With autumn here we are having more and more cool afternoons. The sun still shining and during the hottest time of the day you can expect at the most 20°C, but once the sun starts to go down, the cold temperatures climb up and we can be as cold as 5°C already! A fun way to keep warm during these autumn days is to bake cakes and biscuits. Children love to get their hands in the kitchen to grate, mix and decorate their baked efforts.
Some of my favourite recipes to warm up during a cool afternoon are steam puddings, always delicious with a scoop of ice cream or with hot custard. The only thing that ever put me off from cooking a steam pudding was the length of time that it had to be steamed. However, not long ago, I found the solution to this when I found a recipe for steam puddings cooked in the microwave.
Microwaved Ginger Steamed Pudding
Did you know that you can cook a traditional steam pudding in a microwave? Yes, steam puddings can be cooked in a microwave in a fraction of the time. Instead of traditionally steaming your pudding for 1 and ½ hours, you can have your pudding microwaved and ready to serve in less than 5 minutes. Do you want to try? Here we go, you will need:
225g Self raising flour
2 tea-spoons of ground ginger
25g steam ginger finely chopped
50g butter
50g caster sugar
2 tablespoons of honey
2 eggs
2 tablespoons of milk
A pinch of salt
Ginger jam (for the syrup)
Before you start, prepare all your materials and ingredients.
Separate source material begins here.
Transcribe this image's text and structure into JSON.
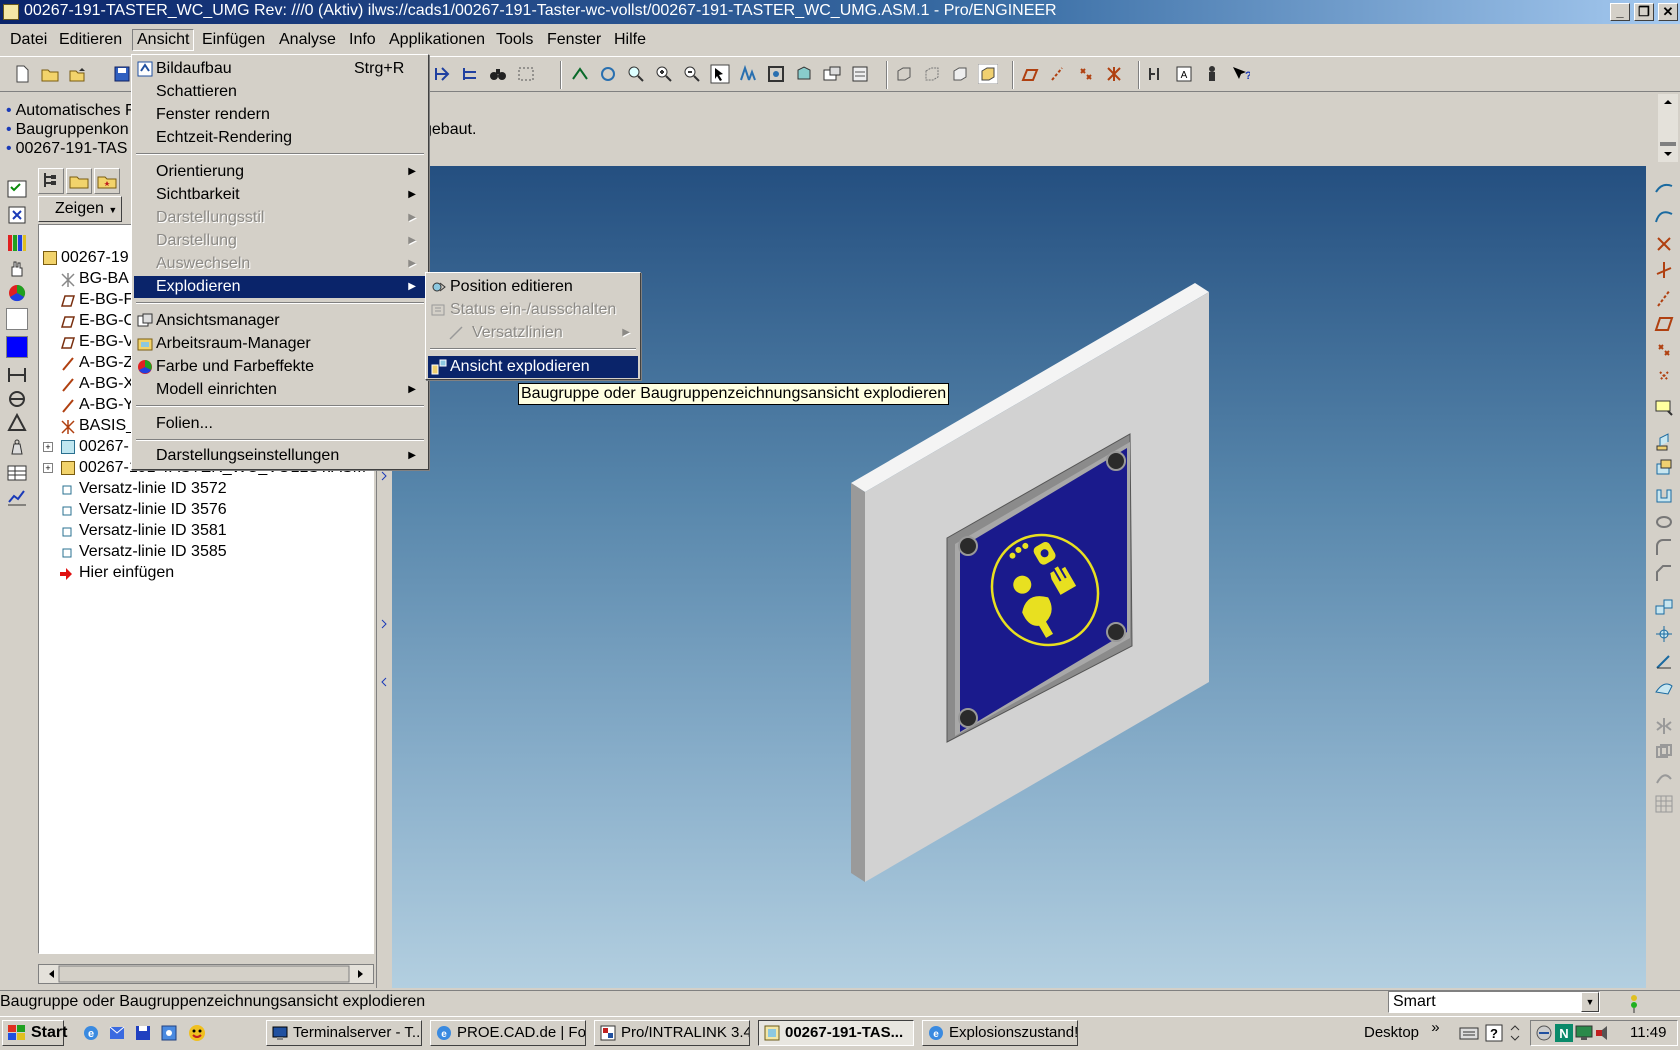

Start by greasing a 1 litre pudding basin.
In a bowl mix the flour, salt and ground ginger. Add the butter and then all the other ingredients. Mix well. That is your pudding ready to steam.
Place the mixture in a basin; make sure you leave room for expansion and cover loosely to allow steam to escape. Microwave on full power for 4 minutes (in a 650w microwave) or 3 and a half minutes in a 800w microwave. Leave to cool.
For the ginger syrup put at least 3 Tablespoons of ginger jam in a bowl and heat it up until runny in the microwave. Pour the syrup over the steam pudding and enjoy!
If you don’t have ginger jam, you can always make a light syrup with sugar, water and a piece of ginger root or caramelized gingers.
November is time for:
Do not forget that
November is the month to start
preparing your Christmas puddings Remember that once cooked your Christmas pudding needs to be kept in a cool place, ideally a larder. Christmas puddings are often dried out on hooks for weeks prior to serving in order to enhance the flavour.